Either of these extremes can result in the long-term survival rates of dental implants being questionable. Detrimental consequences can certainly follow when individuals do not follow the right home care protocols, oral hygiene practices, and methods, or the follow-up visits scheduled by the dentist for the patient.

What Is the Need for Home and Professional Oral Care?

Dental implant specialists or dental implantologists should make the patient aware of all the requisite home oral hygiene instructions. This usually includes detailed verbal guidance, along with visual demonstrations for the patient on home care hygiene to sustain the long-term success of the implant restoration.

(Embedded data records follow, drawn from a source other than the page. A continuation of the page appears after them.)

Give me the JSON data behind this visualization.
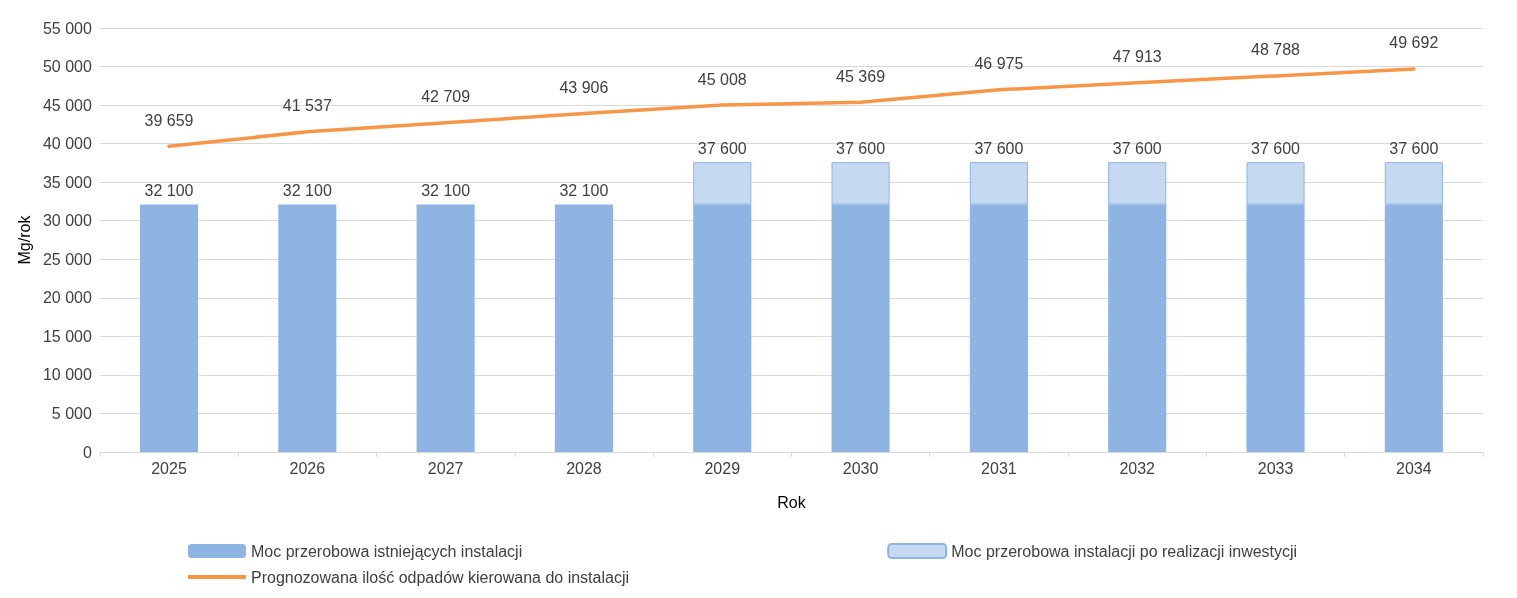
{
  "chart_data": {
    "type": "bar",
    "stacked": true,
    "xlabel": "Rok",
    "ylabel": "Mg/rok",
    "categories": [
      "2025",
      "2026",
      "2027",
      "2028",
      "2029",
      "2030",
      "2031",
      "2032",
      "2033",
      "2034"
    ],
    "series": [
      {
        "name": "Moc przerobowa istniejących instalacji",
        "color": "#8db4e2",
        "values": [
          32100,
          32100,
          32100,
          32100,
          32100,
          32100,
          32100,
          32100,
          32100,
          32100
        ]
      },
      {
        "name": "Moc przerobowa instalacji po realizacji inwestycji",
        "color": "#c5d9f1",
        "values": [
          null,
          null,
          null,
          null,
          5500,
          5500,
          5500,
          5500,
          5500,
          5500
        ]
      },
      {
        "name": "Prognozowana ilość odpadów kierowana do instalacji",
        "type": "line",
        "color": "#f79646",
        "values": [
          39659,
          41537,
          42709,
          43906,
          45008,
          45369,
          46975,
          47913,
          48788,
          49692
        ],
        "value_labels": [
          "39 659",
          "41 537",
          "42 709",
          "43 906",
          "45 008",
          "45 369",
          "46 975",
          "47 913",
          "48 788",
          "49 692"
        ]
      }
    ],
    "totals": [
      "32 100",
      "32 100",
      "32 100",
      "32 100",
      "37 600",
      "37 600",
      "37 600",
      "37 600",
      "37 600",
      "37 600"
    ],
    "ylim": [
      0,
      55000
    ],
    "yticks": [
      {
        "value": 0,
        "label": "0"
      },
      {
        "value": 5000,
        "label": "5 000"
      },
      {
        "value": 10000,
        "label": "10 000"
      },
      {
        "value": 15000,
        "label": "15 000"
      },
      {
        "value": 20000,
        "label": "20 000"
      },
      {
        "value": 25000,
        "label": "25 000"
      },
      {
        "value": 30000,
        "label": "30 000"
      },
      {
        "value": 35000,
        "label": "35 000"
      },
      {
        "value": 40000,
        "label": "40 000"
      },
      {
        "value": 45000,
        "label": "45 000"
      },
      {
        "value": 50000,
        "label": "50 000"
      },
      {
        "value": 55000,
        "label": "55 000"
      }
    ],
    "grid": "y",
    "legend": "bottom",
    "line_style": "solid",
    "marker": "none"
  }
}
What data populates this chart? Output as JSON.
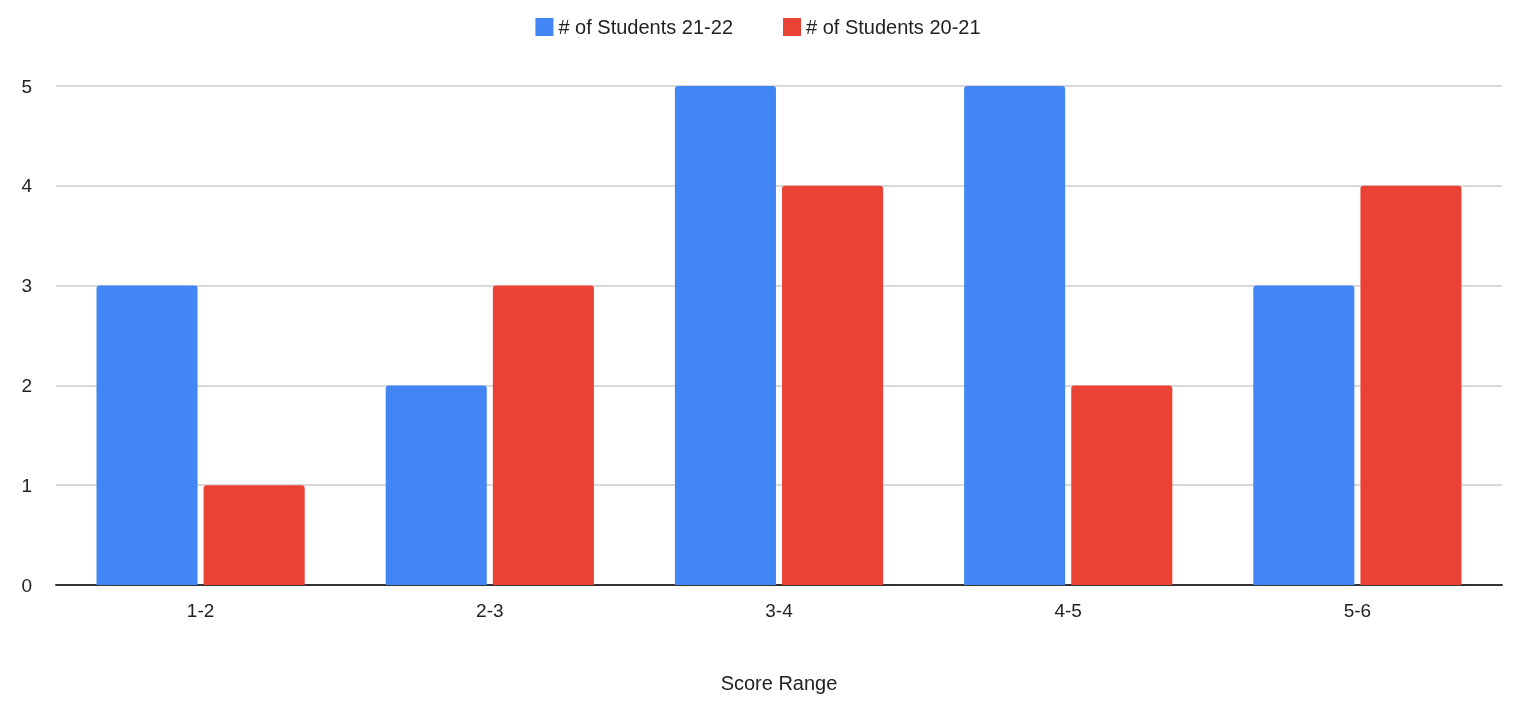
{
  "chart_data": {
    "type": "bar",
    "xlabel": "Score Range",
    "categories": [
      "1-2",
      "2-3",
      "3-4",
      "4-5",
      "5-6"
    ],
    "series": [
      {
        "name": "# of Students 21-22",
        "color": "#4285f4",
        "values": [
          3,
          2,
          5,
          5,
          3
        ]
      },
      {
        "name": "# of Students 20-21",
        "color": "#ea4335",
        "values": [
          1,
          3,
          4,
          2,
          4
        ]
      }
    ],
    "ylim": [
      0,
      5
    ],
    "yticks": [
      0,
      1,
      2,
      3,
      4,
      5
    ],
    "grid": "y",
    "legend": "top"
  }
}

Patients should be encouraged to ask questions and clarify any doubts they may have about maintaining their implants.

At every dental follow-up visit, based on the patient's local and general health risk factors that will be evaluated by the dentist, the follow-ups should be at regular intervals of either three, six, nine, or 12 months at a maximum. These visits are crucial for monitoring the condition of the implant and surrounding tissues. Further, the oral hygiene techniques and aids used by patients should be reevaluated during every hygiene visit because oral hygiene plays the most important role in the success of the patient's implant restoration. Any signs of inflammation or infection should be addressed promptly to prevent complications.

What Is the Professional and Mechanical or Chemical Plaque Control?

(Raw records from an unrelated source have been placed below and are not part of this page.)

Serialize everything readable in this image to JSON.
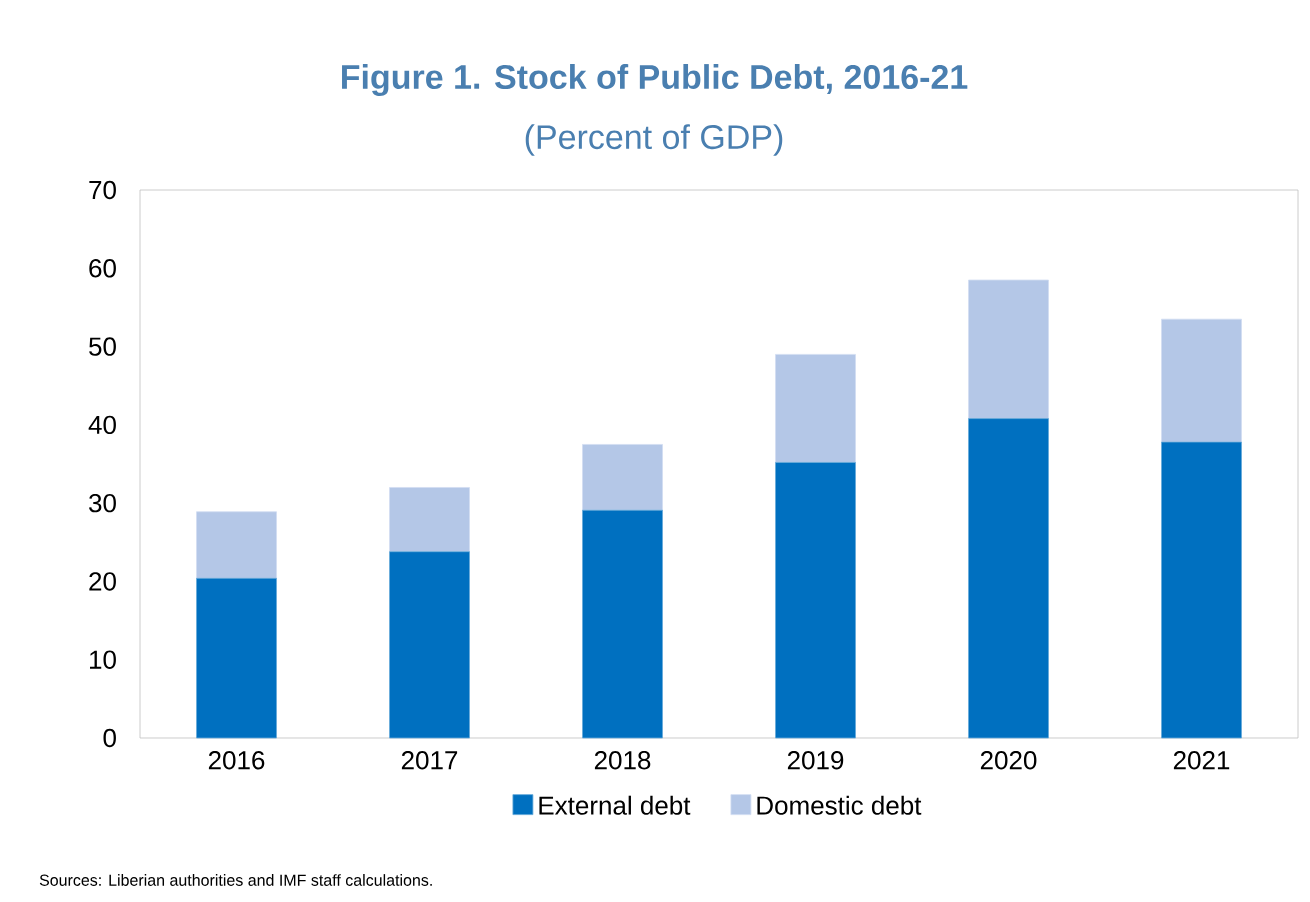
{
  "chart_data": {
    "type": "bar",
    "stacked": true,
    "title": "Figure 1. Stock of Public Debt, 2016-21",
    "subtitle": "(Percent of GDP)",
    "categories": [
      "2016",
      "2017",
      "2018",
      "2019",
      "2020",
      "2021"
    ],
    "series": [
      {
        "name": "External debt",
        "color": "#0070c0",
        "values": [
          20.4,
          23.8,
          29.1,
          35.2,
          40.8,
          37.8
        ]
      },
      {
        "name": "Domestic debt",
        "color": "#b4c7e7",
        "values": [
          8.5,
          8.2,
          8.4,
          13.8,
          17.7,
          15.7
        ]
      }
    ],
    "ylim": [
      0,
      70
    ],
    "yticks": [
      0,
      10,
      20,
      30,
      40,
      50,
      60,
      70
    ],
    "grid": false,
    "legend": "bottom",
    "annotations": [
      "Sources: Liberian authorities and IMF staff calculations."
    ]
  }
}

Professional scaling is also regularly advisable in the clinic at the dental surgeon for all patients with dental implants every six months to one year for effective plaque removal and to prevent peri-implantitis (an infectious state that develops in the tissues surrounding dental implants). When professional care is combined with effective plaque control measures at home by the patient, it can keep the peri-implant soft tissue health in check, while preventing undesirable sequelae of infections associated with biologic or prosthetic implant failures. Based on this ideology of dental implant plaque control, treatment of gingivitis (gum inflammation due to bacteria) in other areas of the mouth is also always focused upon by the dentist to disrupt the regular biofilm that forms when home oral care is ineffective, over the enamel surface of the tooth.

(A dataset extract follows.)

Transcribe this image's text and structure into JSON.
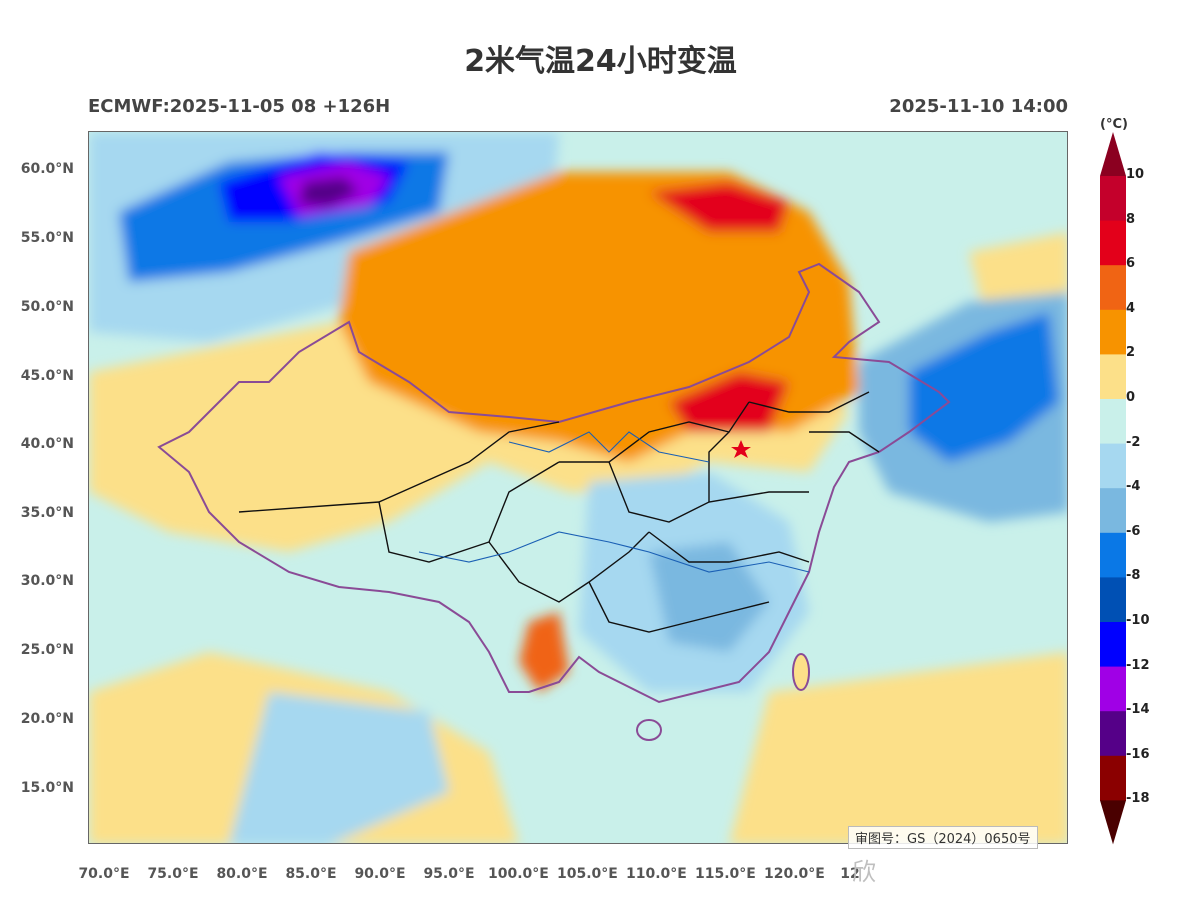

Chemical plaque control can be done using chlorhexidine gluconate mouthwash, which is considered the gold standard in dentistry. Dentists have always recommended 0.2 percent chlorhexidine (CHX) mouthwashes over the decades as an efficacious gold standard antiplaque agent for regular use because CHX is primarily a bis-biguanide agent known for its potent broad-spectrum antibacterial activity. The dental implant specialist may also recommend interdental brushes, interproximal brushes or other modern-day mechanical forms of plaque control like water flossers.

Conclusion

At-home implant care should be a protocol maintained by all patients with dental implants, as instructed by their dental implant specialist. In-clinic or hospital examinations by the implant dentist are essential because the dental implant's survival rate depends upon its primary stability. As oral hygiene is one of the main factors, along with the patient's own oral and systemic factors, that impact this primary stability, in-clinic check-ups usually involve an interdisciplinary approach. This approach is mediated by a team of dental implant specialists, including the oral surgeon, the prosthodontist, the periodontist, and the oral radiologist. These multiple dental specialists should participate in the planning, execution, and maintenance phases to ensure the long-term success rates or outcomes of patients with dental implants. Professional scaling by the dentist, mechanical debridement, or chemical plaque control measures are some of the professional and chemical strategies currently adopted to prevent peri-implantitis.